Ishiguro, romandaki karakterlerin tümünde nazik ama ısrarcı ve ödün vermeden sürdürülen bir nezaket dilini kullanıyor. Ben de okurken bu davranış şeklinin, kültürel bir yaklaşım mı yoksa yazarın kurgusundan mı kaynaklandığını merak ettim doğrusu…Bunu da ayrıca incelemek gerekir.
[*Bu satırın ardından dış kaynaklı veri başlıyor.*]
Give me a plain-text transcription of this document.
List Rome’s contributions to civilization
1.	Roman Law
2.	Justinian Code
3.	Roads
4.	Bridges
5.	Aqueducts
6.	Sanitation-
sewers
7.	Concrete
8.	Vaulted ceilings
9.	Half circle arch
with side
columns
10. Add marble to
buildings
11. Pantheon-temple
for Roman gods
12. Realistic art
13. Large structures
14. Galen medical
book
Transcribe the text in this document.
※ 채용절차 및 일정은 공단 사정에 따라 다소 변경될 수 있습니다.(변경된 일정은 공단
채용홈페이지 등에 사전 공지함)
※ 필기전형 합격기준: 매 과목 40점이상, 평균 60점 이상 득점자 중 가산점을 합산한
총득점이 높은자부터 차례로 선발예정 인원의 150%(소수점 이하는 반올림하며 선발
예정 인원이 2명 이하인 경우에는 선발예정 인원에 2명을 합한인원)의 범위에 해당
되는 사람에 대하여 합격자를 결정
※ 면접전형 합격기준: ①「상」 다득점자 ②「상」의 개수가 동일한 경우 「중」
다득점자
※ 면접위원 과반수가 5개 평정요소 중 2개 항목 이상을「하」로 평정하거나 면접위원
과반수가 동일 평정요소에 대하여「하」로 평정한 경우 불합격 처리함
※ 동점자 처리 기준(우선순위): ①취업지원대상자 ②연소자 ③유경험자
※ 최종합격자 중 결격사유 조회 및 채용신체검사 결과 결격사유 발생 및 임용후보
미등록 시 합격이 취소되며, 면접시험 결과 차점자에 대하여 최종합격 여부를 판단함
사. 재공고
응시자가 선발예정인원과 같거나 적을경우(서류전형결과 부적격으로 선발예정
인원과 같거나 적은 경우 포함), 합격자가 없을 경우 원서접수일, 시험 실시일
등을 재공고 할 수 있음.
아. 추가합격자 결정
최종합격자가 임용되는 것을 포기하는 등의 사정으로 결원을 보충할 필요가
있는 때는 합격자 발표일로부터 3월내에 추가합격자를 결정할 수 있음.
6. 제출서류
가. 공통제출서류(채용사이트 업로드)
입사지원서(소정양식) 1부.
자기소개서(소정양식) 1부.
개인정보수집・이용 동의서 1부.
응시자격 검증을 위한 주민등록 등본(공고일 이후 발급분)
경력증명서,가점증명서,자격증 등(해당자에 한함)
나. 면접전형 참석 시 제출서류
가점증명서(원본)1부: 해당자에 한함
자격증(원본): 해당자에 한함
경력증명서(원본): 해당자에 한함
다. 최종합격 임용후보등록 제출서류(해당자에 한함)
Ishiguro, bu romanında sırlarla dolu bir hikâye anlatımını benimsemiş görünüyor. Okurken bazen konuların arasında bir kopukluk hissediliyor. Acaba bunu sayfa sayısını az tutarken okuyucuya ödev gibi mi düşünüyor? Hem Saçiko’nun hem Etsuko’nun geçmişleri bir sır sanki…İkinci kocasıyla İngiltere’ye gelmiş, gelmiş de ilk kocası Jiro’dan Keiko’ya hamile olduğu dönem sanki yok gibi…Ya sonrasında Jiro’ya ne oldu? İkinci eşi ile nerede nasıl tanışıp evlendi de nasıl İngiltere’ye gitti? İkinci kocasının, Keiko’nun Jiro’ya benzediğini söylediğini ve onun tam bir Japon olduğunu belirttiğini ve kendisinin ikinci çocuğuna İngiliz adı vermek istemesine rağmen ikinci kocasının doğuyu da çağrıştıran Niki adını koyduğundan bahsediyor da arada ne olduğunu anlatmıyor. Arayı okurken okuyucu mu tamamlasın diyor? Aslında gerçekten bir süre sonra kitabı hatırlamaya çalıştığınızda aradki bu boşlukları doldurduğunuzu hissediyorsunuz:)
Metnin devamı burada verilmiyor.